Se connecter davantage aux grands programmes européens

Il faudrait multiplier les initiatives en vue de faire coïncider financement européens, nationaux et locaux en matière de transfert”, estime François Germinet, conseiller spécial de Philippe Baptiste, devenu ministre en charge de l’enseignement supérieur et la recherche à partir du 8 janvier 2025.

Développer des collaborations dans le temps long

Pour ce faire, il convient de continuer à développer les laboratoires communs, qui permettent de s’engager à long terme avec les entreprises”, recommande Michel Mariton.

Brasser les gouvernances

Michel Mariton appelle aussi de ses vœux le brassage des gouvernances entre universités et entreprises.

Mobiliser pleinement les SHS dans la course à l’innovation

Cédric Denis-Rémis est VP développement innovation et entrepreneuriat de PSL. - © Marie Sorribas/PSL
Cédric Denis-Rémis est VP développement innovation et entrepreneuriat de PSL. - © Marie Sorribas/PSL

Il reste des poches de résistance, notamment dans les sciences humaines et sociales”, relève Jean-Philippe Braly.
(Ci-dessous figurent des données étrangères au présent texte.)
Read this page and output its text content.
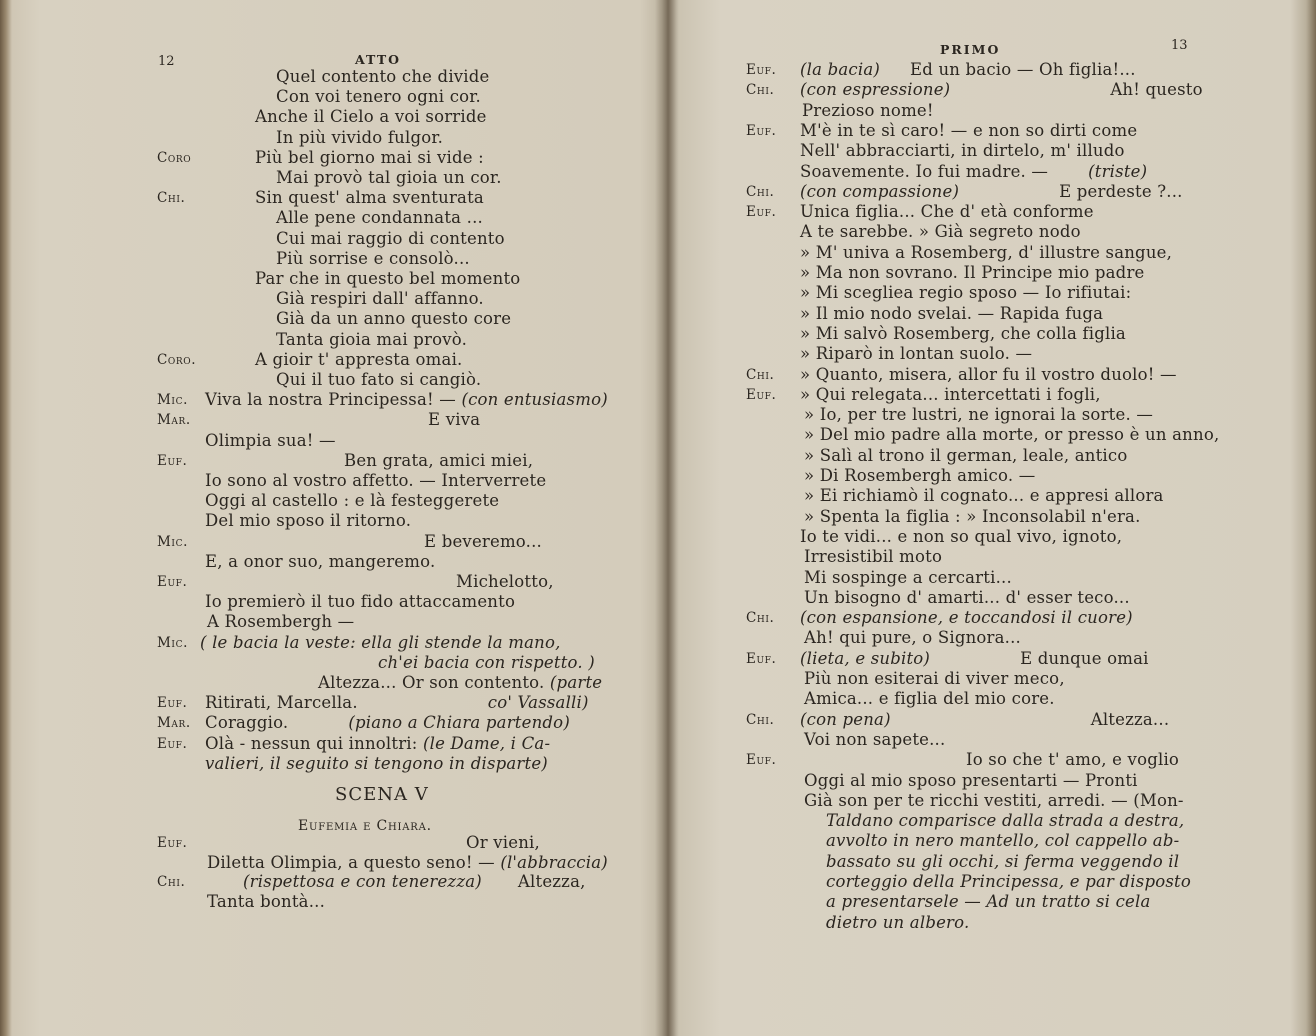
12	ATTO
Quel contento che divide
Con voi tenero ogni cor.
Anche il Cielo a voi sorride
In più vivido fulgor.
Coro	Più bel giorno mai si vide :
Mai provò tal gioia un cor.
Chi.	Sin quest' alma sventurata
Alle pene condannata ...
Cui mai raggio di contento
Più sorrise e consolò...
Par che in questo bel momento
Già respiri dall' affanno.
Già da un anno questo core
Tanta gioia mai provò.
Coro.	A gioir t' appresta omai.
Qui il tuo fato si cangiò.
Mic. Viva la nostra Principessa! — (con entusiasmo)
Mar.	E viva
Olimpia sua! —
Euf.	Ben grata, amici miei,
Io sono al vostro affetto. — Interverrete
Oggi al castello : e là festeggerete
Del mio sposo il ritorno.
Mic.	E beveremo...
E, a onor suo, mangeremo.
Euf.	Michelotto,
Io premierò il tuo fido attaccamento
A Rosembergh —
Mic. ( le bacia la veste: ella gli stende la mano,
ch'ei bacia con rispetto. )
Altezza... Or son contento. (parte
Euf. Ritirati, Marcella.	co' Vassalli)
Mar. Coraggio.	(piano a Chiara partendo)
Euf. Olà - nessun qui innoltri: (le Dame, i Ca-
valieri, il seguito si tengono in disparte)
SCENA V
Eufemia e Chiara.
Euf.	Or vieni,
Diletta Olimpia, a questo seno! — (l'abbraccia)
Chi.	(rispettosa e con tenerezza) Altezza,
Tanta bontà...
13
PRIMO
Euf. (la bacia) Ed un bacio — Oh figlia!...
Chi. (con espressione)	Ah! questo
Prezioso nome!
Euf. M'è in te sì caro! — e non so dirti come
Nell' abbracciarti, in dirtelo, m' illudo
Soavemente. Io fui madre. — (triste)
Chi. (con compassione)	E perdeste ?...
Euf. Unica figlia... Che d' età conforme
A te sarebbe. » Già segreto nodo
» M' univa a Rosemberg, d' illustre sangue,
» Ma non sovrano. Il Principe mio padre
» Mi sceglieа regio sposo — Io rifiutai:
» Il mio nodo svelai. — Rapida fuga
» Mi salvò Rosemberg, che colla figlia
» Riparò in lontan suolo. —
Chi. » Quanto, misera, allor fu il vostro duolo! —
Euf. » Qui relegata... intercettati i fogli,
» Io, per tre lustri, ne ignorai la sorte. —
» Del mio padre alla morte, or presso è un anno,
» Salì al trono il german, leale, antico
» Di Rosembergh amico. —
» Ei richiamò il cognato... e appresi allora
» Spenta la figlia : » Inconsolabil n'era.
Io te vidi... e non so qual vivo, ignoto,
Irresistibil moto
Mi sospinge a cercarti...
Un bisogno d' amarti... d' esser teco...
Chi. (con espansione, e toccandosi il cuore)
Ah! qui pure, o Signora...
Euf. (lieta, e subito)	E dunque omai
Più non esiterai di viver meco,
Amica... e figlia del mio core.
Chi. (con pena)	Altezza...
Voi non sapete...
Euf.	Io so che t' amo, e voglio
Oggi al mio sposo presentarti — Pronti
Già son per te ricchi vestiti, arredi. — (Mon-
Taldano comparisce dalla strada a destra,
avvolto in nero mantello, col cappello ab-
bassato su gli occhi, si ferma veggendo il
corteggio della Principessa, e par disposto
a presentarsele — Ad un tratto si cela
dietro un albero.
Cédric Denis-Rémis rebondit : “Nous y travaillons et avons de plus en plus de projets de prématuration.

L’université, vecteur d’ancrage de l’innovation

L’innovation s’étale sur des cycles longs, entre trois et dix ans, observe Xavier Apolinarski. Une démarche dans laquelle l’université a un rôle de catalyseur, mais aussi de stabilisateur.” Michel Mariton ajoute : “Ce qui prime, c’est la formation et les étudiants, pour alimenter l’innovation à tous les niveaux, et pas seulement au post-doc”, relève-t-il.

L’université de demain, à l’interface des attentes de la société

L’université veut désormais être actrice de son écosystème. “L’évolution de ses missions la place en interface de la société civile, en matière d’innovation, d’impact et de création de valeur”, applaudit Cédric Denis-Rémis.

Jean-Philippe Braly conclut : “On sent un mouvement collectif pour une marche commune des différents sites universitaires vers le transfert, la valorisation et l’innovation. Une évolution positive et enthousiasmante.